Royi Avital on 24 Apr 2020
This is really nice. Thank you for the effort!

Royi Avital on 21 Apr 2020
My current solution:
function [ mLU ] = GenerateTriangleExtractorMatrix( numRows, triangleFlag, diagFlag )
EXTRACT_LOWER_TRIANGLE = 1;
EXTRACT_UPPER_TRIANGLE = 2;
INCLUDE_DIAGONAL = 1;
EXCLUDE_DIAGONAL = 2;
switch(diagFlag)
case(INCLUDE_DIAGONAL)
numElements = 0.5 * numRows * (numRows + 1);
diagIdx = 0;
case(EXCLUDE_DIAGONAL)
numElements = 0.5 * (numRows - 1) * numRows;
diagIdx = 1;
end
vJ = zeros(numElements, 1);
if(triangleFlag == EXTRACT_LOWER_TRIANGLE)
elmntIdx = 0;
for jj = 1:numRows
for ii = (jj + diagIdx):numRows
elmntIdx = elmntIdx + 1;
vJ(elmntIdx) = ((jj - 1) * numRows) + ii;
end
end
elseif(triangleFlag == EXTRACT_UPPER_TRIANGLE)
elmntIdx = numElements + 1;
for jj = numRows:-1:1
for ii = (jj - diagIdx):-1:1
elmntIdx = elmntIdx - 1;
vJ(elmntIdx) = ((jj - 1) * numRows) + ii;
end
end
end
mLU = sparse(1:numElements, vJ, 1, numElements, numRows * numRows, numElements);
end
I like the memory allocation is kept to a minimum.
I wonder if there is a more efficient way to generate vJ. It is trivial to remove the inner loop and just count the number of elements yet in MATLAB it will mean each iteration will allocate memory (As we don't have iterators).

Tommy on 21 Apr 2020
The two methods are fairly similar - I also like that yours minimizes memory allocation. I ran a few simple fun tests:  I didn't dare try higher than 20,000 for numRows. It seems that your code may possibly perform better at higher values of numRows. In the second case (calculating both the upper and lower triangles) I had your code running both sets of for loops, one after the other (shown in red). In green is the result from your code if only the first set of loops runs, and you recognize that vJ for one triangle is easy to determine if you have vJ for the other triangle (N^2+1-flip(vJ)). So the only thing I'll conclude from this is, if you will eventually calculate both the lower and upper triangle matrices for a given size, it might be better to calculate them together and only find vJ once. I suppose it depends on how expensive N^2+1-flip(vJ) is.
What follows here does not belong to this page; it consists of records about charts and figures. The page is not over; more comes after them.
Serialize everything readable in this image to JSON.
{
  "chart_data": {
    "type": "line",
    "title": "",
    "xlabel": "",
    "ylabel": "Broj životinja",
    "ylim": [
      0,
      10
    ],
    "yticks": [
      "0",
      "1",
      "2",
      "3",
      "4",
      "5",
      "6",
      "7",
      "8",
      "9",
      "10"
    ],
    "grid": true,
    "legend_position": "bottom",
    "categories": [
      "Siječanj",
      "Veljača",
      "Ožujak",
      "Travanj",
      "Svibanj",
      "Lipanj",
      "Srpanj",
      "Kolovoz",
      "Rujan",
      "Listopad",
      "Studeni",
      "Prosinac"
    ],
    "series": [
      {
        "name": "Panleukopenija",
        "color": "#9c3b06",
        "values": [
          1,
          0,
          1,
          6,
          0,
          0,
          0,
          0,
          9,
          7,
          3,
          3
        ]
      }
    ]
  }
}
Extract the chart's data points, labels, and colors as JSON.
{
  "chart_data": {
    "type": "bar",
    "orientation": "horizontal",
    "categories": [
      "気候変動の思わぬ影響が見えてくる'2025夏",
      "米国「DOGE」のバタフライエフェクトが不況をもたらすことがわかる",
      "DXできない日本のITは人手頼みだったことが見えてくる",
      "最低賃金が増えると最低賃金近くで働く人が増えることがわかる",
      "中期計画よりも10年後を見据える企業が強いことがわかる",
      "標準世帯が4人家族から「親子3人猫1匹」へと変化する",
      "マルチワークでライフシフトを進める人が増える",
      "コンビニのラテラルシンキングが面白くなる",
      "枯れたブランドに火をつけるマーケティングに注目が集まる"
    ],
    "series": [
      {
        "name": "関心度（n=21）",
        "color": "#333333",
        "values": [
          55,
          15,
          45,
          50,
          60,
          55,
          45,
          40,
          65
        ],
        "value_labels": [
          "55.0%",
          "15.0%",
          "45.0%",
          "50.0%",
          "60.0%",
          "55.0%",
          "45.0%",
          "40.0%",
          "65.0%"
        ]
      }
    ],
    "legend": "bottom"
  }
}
Royi Avital on 21 Apr 2020
@Tommy, Really liked your analysis. Yes, when dealing with sparse matrices the whole point it making sure allocation is kept to minimum. I agree if one wants both, it is better to do the trick you mentioned.
Let's see if someone can think on a different pattern to populate vJ which is more efficient.